Bioethanol for transport have both superior and dreadful sustainability. The good properties derivable outweigh the dark ones especially when the modern technology is employed. Bioethanol energy effectiveness (net energy balance) and the green gases emitted have a definite balance. The net energy balance occurs through the savings derived by using the bioethanol instead of the fossil fuels and other useful by-products derived from the process of bioethanol generation.

The bioethanol process diminishes the greenhouse gases productions by 50% when compared to similar amount of fossil fuel. Moreover, the bioethanol doubles the level of energy available (when compared to a conventional fossil fuel) for consumption since it leads highly concentrated product and by-products, which is the raw material to a biogas digester to produce more energy (Woods, 2013). Moreover, the Mexican Agape grows in different climates and this lowers the competition with other food crops.

As a result, the energy is sustainable and it promotes energy and environment security, saves foreign exchange, and the social wellbeing of the rural dwellers.

References

Algen (2012).
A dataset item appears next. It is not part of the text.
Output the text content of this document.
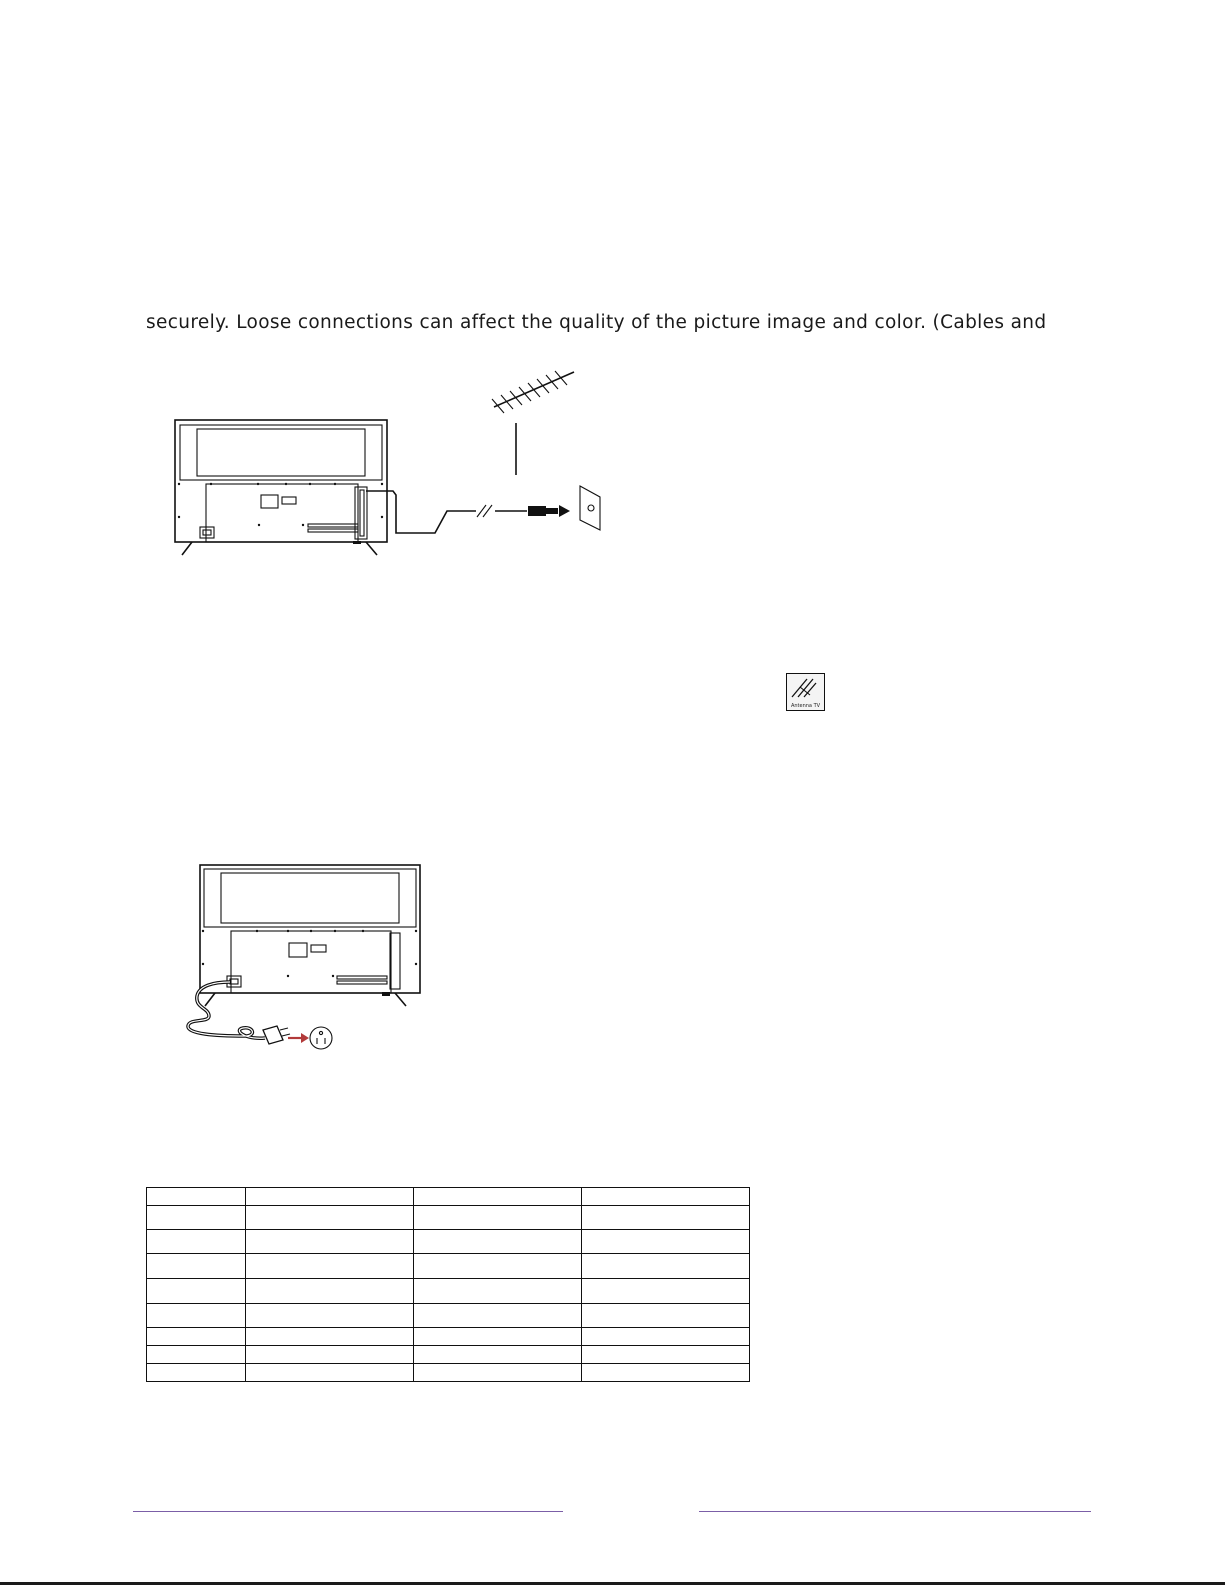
securely. Loose connections can affect the quality of the picture image and color. (Cables and
Antenna TV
Algae to energy: Technology overview. Web.

Dulce M. D. (2013). Continuous Agave Juice Fermentation for Producing Bioethanol, Biomass Now – Sustainable Growth and Use. Web.

Hoeltinger, S., Schmidt, J., Schoenhart, M. & Schmid, E. (n.d.). Optimal Supply Chain Design of Green Biorefineries in Austria – Assessment of Current and Potential Policy Support Schemes. Web.

Hogbin, C. & Lei, W. (Eds). (2013). Lignocelluloses feedstock biorefinery as petrorefinery substitute, biomass now-sustainable growth and use. Web.

Pires, J. C. M., Alvim-Ferraz, M. C. M., Martins, F. G., & Simoes, M. (2012). Carbion dioxide capture from flue gases using microalgae: Engineering aspects and biorefinery products. Renewable and Sustainable Energy Review, 16(5), 3043-3053. Web.

Templer, R., Wang, L., & Murphy, R (2012). Environmental sustainability of bioethanol production from waste paper: sensitivity to the system boundary. Energy Environ. Sci.,2, 8282-8293.

Woods, J. (2013). Sustainable bioethanol for the future. Web.